Is there a polynomial such that $F(p)$ is always divisible by a prime greater than $p$?

Question

Is there an integer-valued polynomial $F$ such that for all prime $p$, $F(p)$ is divisible by a prime greater than $p$? For example, $n^2+1$ doesn't work, since $7^2+1 = 2 \cdot 5^2$. I can see that without loss of generality it can be assumed that $F(0) \ne 0$. Also, it is enough to find a polynomial where the property is true for sufficiently large prime $p$, since we could multiply that polynomial by some prime in the sufficiently large range and fix all the smaller cases.

I think it is possible that there are no such polynomials, is there any good hint for proving this?

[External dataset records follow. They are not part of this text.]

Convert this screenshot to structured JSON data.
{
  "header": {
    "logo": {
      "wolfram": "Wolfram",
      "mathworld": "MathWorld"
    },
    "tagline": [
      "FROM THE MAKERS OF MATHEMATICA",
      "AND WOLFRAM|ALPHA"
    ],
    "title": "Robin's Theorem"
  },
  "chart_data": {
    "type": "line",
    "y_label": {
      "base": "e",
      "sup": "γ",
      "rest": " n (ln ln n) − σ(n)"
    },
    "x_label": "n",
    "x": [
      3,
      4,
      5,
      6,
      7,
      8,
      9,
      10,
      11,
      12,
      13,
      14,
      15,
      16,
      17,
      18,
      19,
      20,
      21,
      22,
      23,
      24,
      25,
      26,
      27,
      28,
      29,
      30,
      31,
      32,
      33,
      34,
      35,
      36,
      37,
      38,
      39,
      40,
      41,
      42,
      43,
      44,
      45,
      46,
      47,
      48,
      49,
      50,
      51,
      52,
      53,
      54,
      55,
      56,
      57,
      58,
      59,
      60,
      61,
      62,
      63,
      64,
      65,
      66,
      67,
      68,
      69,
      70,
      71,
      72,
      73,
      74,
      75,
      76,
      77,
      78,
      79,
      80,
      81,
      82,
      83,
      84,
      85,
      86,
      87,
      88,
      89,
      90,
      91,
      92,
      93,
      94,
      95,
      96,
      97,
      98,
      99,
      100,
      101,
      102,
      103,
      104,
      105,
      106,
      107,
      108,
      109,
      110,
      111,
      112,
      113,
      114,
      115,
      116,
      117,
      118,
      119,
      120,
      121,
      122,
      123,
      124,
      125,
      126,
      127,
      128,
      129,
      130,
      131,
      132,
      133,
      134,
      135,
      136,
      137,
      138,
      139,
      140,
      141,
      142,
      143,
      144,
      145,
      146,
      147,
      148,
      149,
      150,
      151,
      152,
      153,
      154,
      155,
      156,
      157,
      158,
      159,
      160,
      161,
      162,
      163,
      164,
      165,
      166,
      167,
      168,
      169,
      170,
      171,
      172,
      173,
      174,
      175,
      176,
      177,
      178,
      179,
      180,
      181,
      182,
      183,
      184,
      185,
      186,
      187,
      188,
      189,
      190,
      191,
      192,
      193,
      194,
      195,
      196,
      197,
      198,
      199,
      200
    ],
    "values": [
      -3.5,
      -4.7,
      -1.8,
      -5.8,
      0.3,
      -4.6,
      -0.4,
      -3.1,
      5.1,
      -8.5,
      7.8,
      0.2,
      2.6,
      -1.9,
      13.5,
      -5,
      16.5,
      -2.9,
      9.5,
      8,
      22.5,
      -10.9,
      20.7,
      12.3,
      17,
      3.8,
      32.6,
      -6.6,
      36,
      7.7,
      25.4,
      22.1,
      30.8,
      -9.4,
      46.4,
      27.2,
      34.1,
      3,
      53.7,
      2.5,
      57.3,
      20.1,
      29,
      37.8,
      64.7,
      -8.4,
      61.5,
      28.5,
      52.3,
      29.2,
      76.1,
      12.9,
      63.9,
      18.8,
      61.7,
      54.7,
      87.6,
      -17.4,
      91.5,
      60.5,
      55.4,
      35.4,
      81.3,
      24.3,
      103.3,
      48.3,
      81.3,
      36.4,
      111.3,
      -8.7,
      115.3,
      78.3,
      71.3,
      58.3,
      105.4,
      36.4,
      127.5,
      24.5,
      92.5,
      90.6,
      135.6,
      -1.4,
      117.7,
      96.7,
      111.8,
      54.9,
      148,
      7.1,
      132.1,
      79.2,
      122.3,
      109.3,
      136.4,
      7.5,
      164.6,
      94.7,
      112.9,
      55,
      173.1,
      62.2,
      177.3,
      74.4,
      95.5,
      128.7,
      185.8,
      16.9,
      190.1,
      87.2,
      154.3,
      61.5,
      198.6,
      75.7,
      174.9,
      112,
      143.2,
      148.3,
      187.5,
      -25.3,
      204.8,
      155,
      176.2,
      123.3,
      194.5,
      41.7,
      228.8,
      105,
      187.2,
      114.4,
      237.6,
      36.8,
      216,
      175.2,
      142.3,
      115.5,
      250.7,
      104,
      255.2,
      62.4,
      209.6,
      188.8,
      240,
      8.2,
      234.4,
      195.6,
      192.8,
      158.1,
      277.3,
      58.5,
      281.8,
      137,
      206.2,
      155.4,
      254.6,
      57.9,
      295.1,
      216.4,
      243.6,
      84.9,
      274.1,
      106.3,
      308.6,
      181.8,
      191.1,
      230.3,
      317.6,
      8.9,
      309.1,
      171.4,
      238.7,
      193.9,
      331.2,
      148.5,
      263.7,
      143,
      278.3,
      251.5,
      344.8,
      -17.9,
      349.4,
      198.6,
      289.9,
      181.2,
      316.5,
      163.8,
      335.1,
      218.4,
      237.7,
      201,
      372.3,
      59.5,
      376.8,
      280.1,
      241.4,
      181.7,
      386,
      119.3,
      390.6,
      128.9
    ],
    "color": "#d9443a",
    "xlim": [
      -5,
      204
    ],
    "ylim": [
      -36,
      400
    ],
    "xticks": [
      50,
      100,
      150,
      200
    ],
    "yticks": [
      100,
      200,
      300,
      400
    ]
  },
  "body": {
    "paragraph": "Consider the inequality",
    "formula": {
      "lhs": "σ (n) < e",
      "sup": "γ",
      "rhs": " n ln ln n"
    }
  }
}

I can't find any solutions to $\text{gpf}(p^4+1) \le p$ for prime $p \le 10000$, where $\text{gpf}$ is the greatest prime factor, but there are plenty for $\text{gpf}(p^3+1) \le p$, for example $\text{gpf}(2971^3+1) = 743 \lt 2971$. So I guess $F(p) = p^4+1$ might be an example. I also checked higher powers for small $p$ and couldn't find solutions there either, so $k \ge 4 \rightarrow \text{gpf}(p^k+1) \gt p$ is plausible.

Answer 1

$$10181^4 + 1 = 2 \cdot 17 \cdot 1657 \cdot 4657 \cdot 5113 \cdot 8009$$

I have many factoring variants. Many of the commands in the following involve string variables, these are used in the versions where the factorization will actually be printed out, but are irrelevant here.

part of file form.h  

#include <iostream>
#include <stdlib.h>
#include <fstream>
#include <sstream>
#include <list>
#include <set>
#include <math.h>
#include <iomanip>
#include <string>
#include <algorithm>
#include <iterator>
#include <gmp.h>
#include <gmpxx.h>
using namespace std;



int  mp_all_prime_factors_below_bound( mpz_class  i, mpz_class bound)
{
  int squarefac = 0;
  string fac;
  fac = " = ";
  mpz_class p = 2;
   mpz_class  temp = i;
  if (temp < 0 )
  {
    temp *= -1;
    fac += " -1 * ";
  }

  if ( 1 == temp) fac += " 1 ";
  if ( temp > 1)
  {
    int primefac = 0;
    while( temp > 1 && p <= bound && p * p <= temp)
    {
      if (temp % p == 0)
      {
        ++primefac;
        if (primefac > 1) fac += " cdot ";
       //  fac += stringify( p) ;
        temp /= p;
        int exponent = 1;
        while (temp % p == 0)
        {
          temp /= p;
          ++exponent;
        } // while p is fac
        if ( exponent > 1)
        {
          fac += "^" ;
          fac += stringify( exponent) ;
          if (p >2) ++squarefac ;
        }
      }  // if p is factor
      ++p;
   // cerr << " temp " << temp << endl;
    } // while p
    if (temp > 1 && primefac >= 1) fac += " ";
    if (temp > 1 && temp < bound * bound  ){ fac += " cdot "; fac +=   temp.get_str()   ;}

       if (temp > 1 && temp >= bound * bound  ){ fac += " cdot mbox{BIG} "; }
    //  if (squarefac) fac += "      WOW " ;
  } // temp > 1
 // cerr << " temp " << temp << endl;
  return ( temp  <= bound ) ;
} // mp_all_prime_factors_below_bound

Answer 2

Probably not, but this might be very hard to prove. For each $\epsilon > 0$ the asymptotic fraction of integers $x<N$ that are multiples of primes $<x^\epsilon$ (a.k.a. "$x^\epsilon$-smooth") is positive, though it decays rapidly with $\epsilon$. (See for instance this Wikipedia page.) So it reasonable to expect that for any polynomial $F$ a positive fraction of primes $p$ will have $F(p)$ a product of primes less than $p$ (choose any positive $\epsilon < 1 \,/ \deg F$).

[Added a minute later: I see that Dan Brumleve said much the same in a comment on the original question, referring instead to the Wikipedia page on the Dickman function.]